Il existe pourtant une exception à la règle: l’être humain. Aidé par sa science et son pouvoir industriel, il a commencé à fabriquer des nitrates en grandes quantités dès le début du XXe siècle pour fertiliser les champs mais aussi pour fabriquer des explosifs. Le procédé, baptisé Haber-Bosch en l’honneur des chimistes allemands qui l’ont développé, est toutefois très gourmand en énergie et explique en bonne partie le coût actuel des engrais.

Choix idéal

Le problème avec les engrais artificiels, c’est que les cultures ont été suralimentées. La majorité des nitrates étendus n’ont pas été assimilés par les plantes. Lessivés par les pluies, ils ont provoqué l’eutrophisation de quantités de lacs et de cours d’eau.
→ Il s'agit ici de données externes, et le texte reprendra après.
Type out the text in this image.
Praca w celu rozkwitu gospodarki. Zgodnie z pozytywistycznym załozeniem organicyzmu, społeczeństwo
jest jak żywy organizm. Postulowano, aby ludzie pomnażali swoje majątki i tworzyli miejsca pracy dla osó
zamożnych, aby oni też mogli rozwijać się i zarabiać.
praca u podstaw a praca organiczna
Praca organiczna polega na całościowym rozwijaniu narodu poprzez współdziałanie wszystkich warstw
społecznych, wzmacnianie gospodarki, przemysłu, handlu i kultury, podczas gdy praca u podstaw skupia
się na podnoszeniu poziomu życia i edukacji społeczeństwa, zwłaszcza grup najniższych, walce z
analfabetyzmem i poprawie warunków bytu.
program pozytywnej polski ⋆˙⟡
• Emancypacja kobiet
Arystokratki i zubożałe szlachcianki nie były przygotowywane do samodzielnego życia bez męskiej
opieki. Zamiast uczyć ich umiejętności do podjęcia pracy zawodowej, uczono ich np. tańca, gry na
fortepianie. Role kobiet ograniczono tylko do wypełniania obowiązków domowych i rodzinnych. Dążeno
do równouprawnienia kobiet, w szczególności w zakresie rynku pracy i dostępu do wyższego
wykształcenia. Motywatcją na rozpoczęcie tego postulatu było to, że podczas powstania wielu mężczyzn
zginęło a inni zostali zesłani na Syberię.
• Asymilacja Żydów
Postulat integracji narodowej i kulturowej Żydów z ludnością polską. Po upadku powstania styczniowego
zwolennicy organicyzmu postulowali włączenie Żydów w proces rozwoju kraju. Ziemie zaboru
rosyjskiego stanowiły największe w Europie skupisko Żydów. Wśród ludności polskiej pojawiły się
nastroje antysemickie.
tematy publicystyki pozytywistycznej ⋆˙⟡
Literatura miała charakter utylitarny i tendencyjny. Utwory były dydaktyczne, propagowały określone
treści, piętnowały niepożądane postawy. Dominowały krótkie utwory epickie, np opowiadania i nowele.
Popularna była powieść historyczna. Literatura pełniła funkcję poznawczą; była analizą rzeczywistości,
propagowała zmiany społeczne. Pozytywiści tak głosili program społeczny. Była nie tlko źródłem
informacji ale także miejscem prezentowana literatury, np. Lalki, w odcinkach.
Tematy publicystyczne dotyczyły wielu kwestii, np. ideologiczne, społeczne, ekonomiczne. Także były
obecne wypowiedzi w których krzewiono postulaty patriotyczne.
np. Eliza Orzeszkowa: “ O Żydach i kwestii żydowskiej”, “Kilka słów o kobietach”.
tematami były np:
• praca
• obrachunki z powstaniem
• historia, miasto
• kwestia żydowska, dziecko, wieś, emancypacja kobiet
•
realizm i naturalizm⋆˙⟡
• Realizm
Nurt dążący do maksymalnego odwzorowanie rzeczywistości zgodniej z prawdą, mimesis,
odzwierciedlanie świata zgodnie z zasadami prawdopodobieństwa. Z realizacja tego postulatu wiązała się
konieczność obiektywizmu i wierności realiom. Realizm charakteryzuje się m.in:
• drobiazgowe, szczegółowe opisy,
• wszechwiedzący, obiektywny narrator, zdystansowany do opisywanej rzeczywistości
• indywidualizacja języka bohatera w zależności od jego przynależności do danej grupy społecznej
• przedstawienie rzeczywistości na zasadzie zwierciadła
Ces composés, toxiques au-delà d’une certaine concentration, ont aussi pollué les nappes phréatiques.

De ce point de vue, les légumineuses se présentent comme un choix de culture idéal, puisqu’il est inutile de les arroser de nitrates. En plus d’apporter une nourriture rassasiante et équilibrée, elles sont capables de fixer l’azote par elles-mêmes. Il suffit qu’elles soient plantées en compagnie de leur bactérie fixatrice d’azote et le tour est joué. Les champs de soja sont ainsi gérés de cette façon au Brésil, l’un des plus grands producteurs de cette plante.

La symbiose entre la bactérie et la plante commence par un processus infectieux. Si la plante laisse entrer ce visiteur particulier, elle doit veiller à ce que tous les autres microorganismes, dont beaucoup sont des agents pathogènes, restent dehors. Ce mode de sélection, aujourd’hui bien connu, met en jeu tout un mécanisme génétique et moléculaire subtil sur lequel Xavier Perret a beaucoup travaillé. Le processus infectieux «choisi» conduit ensuite le rhizobia du sol jusqu’au cytoplasme de cellules situées au centre d’organes spécialisés appelés nodosités. Ces dernières se développent sur les racines ou, plus rarement, la tige des légumineuses.

Tout au long de ce cheminement, qui passe par la création d’un «cordon infectieux» reliant le point d’infection au centre des cellules de la nodosité, bactéries et plante s’échangent des signaux moléculaires. Une fois arrivés à destination, les rhizobia se différencient en bactéroïdes qui, grâce à une enzyme appelée nitrogénase, réduisent l’azote atmosphérique en ammonium (NH4 +). En échange, elles reçoivent de leur hôte de quoi produire l’énergie nécessaire pour fabriquer et alimenter la nitrogénase.

Plantes pionnières

«Grâce à cette symbiose, les légumineuses sont des plantes pionnières ou colonisatrices, précise Xavier Perret. Elles sont en effet capables de pousser partout, et en particulier sur des sols pauvres, impropres à l’agriculture, comme certains terrains en Afrique tropicale, où le cycle de l’azote est rapide et qui ont été longtemps surexploités.»

D’aucuns – dont la Fondation Bill et Melinda Gates – rêvent d’ailleurs de transférer un jour cette capacité d’entrer en symbiose avec les rhizobia à d’autres familles de plantes comme les céréales. Comprendre les spécificités génétiques qui rendent la souche Sinorhizobium fredii NGR234 si polyvalente pourrait sans doute contribuer à réaliser un jour cet objectif. Un objectif qui, aux yeux de Xavier Perret, est toutefois encore bien lointain: «Fruit de millions d’années d’évolution, la machinerie que j’étudie est tellement complexe et finement organisée qu’elle semble vraiment difficile à transposer. En tout cas, je souhaite bonne chance à ceux qui veulent essayer.»